A BIENTÔT 70 ANS, L’UN DES GÉANTS DE LA BANDE DESSINÉE S’OFFRE UNE NOUVELLE JEUNESSE EN ANIMATION. UNE UCHRONIE ROCAMBOLESQUE, STEAMPUNK ET LIGNE CLAIRE QUI L’A ÉLOIGNÉ -UN TEMPS SEULEMENT- DES CHAMPS DE BATAILLE. RENCONTRE.

Benjamin Legrand, le scénariste d’Avril et le monde truqué (lire critique page 25) insiste bien là-dessus, quelques minutes avant que son ami Jacques nous rejoigne dans cet hôtel particulier de Paris, entre Montmartre et la place des Abbesses, ce Paris qui sied tend à Tardi: « Ce film n’est pas une adaptation de l’univers de Tardi, c’est un costume sur mesure! Un scénario original, mais qui correspond parfaitement à l’univers qu’il aime bien dessiner: des décors qui vont en gros de La Commune jusqu’à la guerre de 14. L’envie, c’était ça: faire du Tardi animé, voir bouger les dessins de Jacques, correctement. » Cette envie effectivement emballante de « voir bouger les dessins » ne date pas d’aujourd’hui. Les deux amis qui se sont connus chez (A suivre) dans les années 70, et qui avaient déjà collaboré sur Tueur de cafards, album paru en 1984, y travaillent en réalité depuis près de dix ans: avant Avril, il y eut longtemps un projet de dessin animé en long métrage sur la guerre de 14, véritable pierre angulaire des thématiques chères à Tardi, d’Adieu Brindavoine, l’une de ses premières oeuvres, jusqu’à son fameux C’était la guerre des tranchées, en passant par Le Trou d’obus. Un projet ambitieux, maintes fois réécrit, abondamment crayonné, mais qui ne trouva jamais, ou en tout cas jusqu’ici, ni le financement ni le bon producteur. « Le projet s’est englué, ce fut assez difficile à vivre, confirme Tardi. J’étais un peu dégoûté avant même de réellement commencer, mais nous voulions rester dans l’animation, y essayer quelque chose -voir ses dessins bouger, c’est séduisant! Benjamin a eu alors cette idée un peu folle d’un monde figé à l’ère de la vapeur, quelque chose soudainement de plus proche du Démon des glaces(l’un des premiers albums, paru en 1974, NDLR) et bien sûr d’Adèle Blanc-Sec, qui est un peu la cousine ou la grande soeur d’Avril. Et ça m’a beaucoup amusé. »

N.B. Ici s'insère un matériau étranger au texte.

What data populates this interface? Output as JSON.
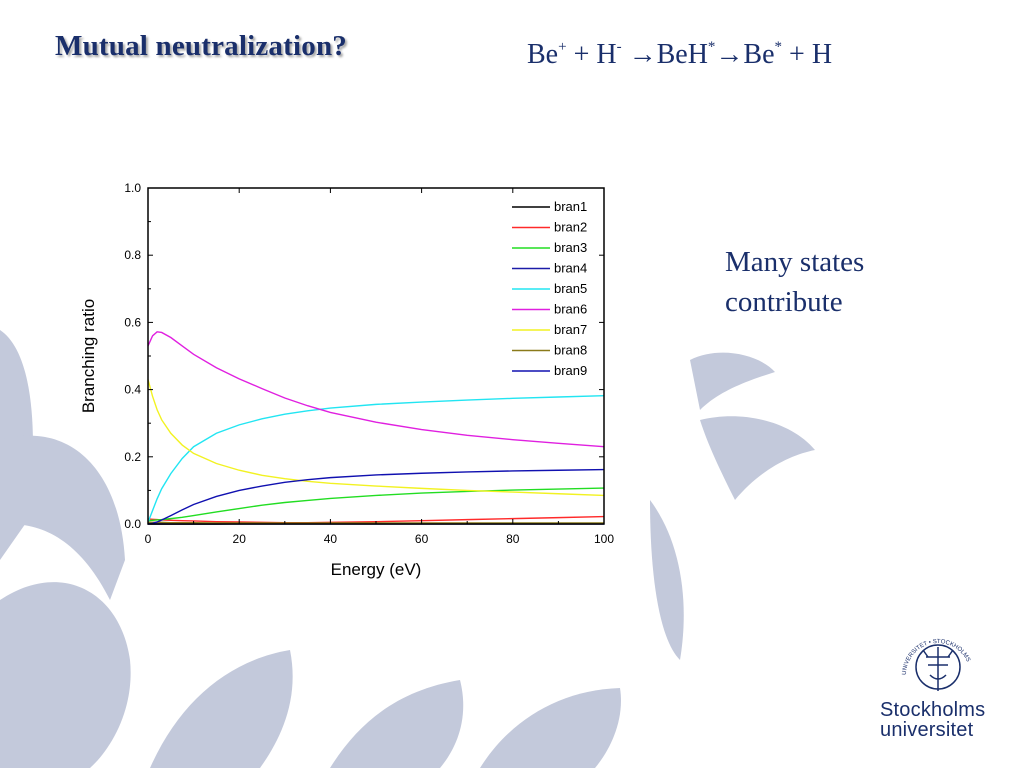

Adèle à défaut de la Grande Guerre

On retrouve en effet dans Avril un univers amusé, feuilletonesque, rocambolesque et rétro comme Tardi les aimait tant du temps d’Adèle, mais aussi très éloigné de l’univers graphique de ses derniers albums, et en particulier de Moi, René Tardi, prisonnier au Stalag IIb, fresque biographique très ambitieuse et surtout très charbonneuse, pleine de traits, de noir et de hachures… Autant de choses interdites en animation. « Je savais que mon dessin subirait des transformations, des modifications obligatoires, liées au medium. J’avais peur bien sûr que ce soit dévoyé, mais je devais moi-même tenir compte des contraintes de simplification, trouver des solutions pour les mouvements de caméra qui ne sont pas les mêmes qu’en BD. J’ai été obligé de trouver des combines, re-réfléchir à ma manière de dessiner. Dans mes dessins par exemple, mes personnages n’ont pas de regard. C’est juste un trait, je ne ressens pas le besoin d’en faire plus. Mais ici, il fallait avoir de « vrais » yeux, qui roulent, qui bougent, qui sont expressifs. » Un travail de recherche, d’adaptation et de longue haleine qui explique cette impression étonnante d’un « Tardi ligne claire » revenant à ses premières amours que furent Hergé ou Jacobs. « Nous n’y avons jamais pensé pendant la réalisation, mais dès que vous avez un trait relativement propre, des laboratoires, des savants fous et un peu d’aventure, forcément, on y revient. »

Epuisé mais content du résultat, Jacques Tardi, toujours accompagné de Benjamin Legrand, ne rechignerait en tout cas pas à remettre ça, même s’il était heureux, pendant la production d’Avril, de revenir à ses planches -« Quand on dessine, on contrôle tout, ça ne passe pas par d’autres mains, on fait exploser ou dérailler tout ce qu’on veut pour pas un rond« : « Il faudra voir l’accueil que le public réserve à Avril. Mais on a des pistes pour continuer. » Dont ce grand projet autour de la Première Guerre mondiale, que Tardi ne semble pas décidé à abandonner.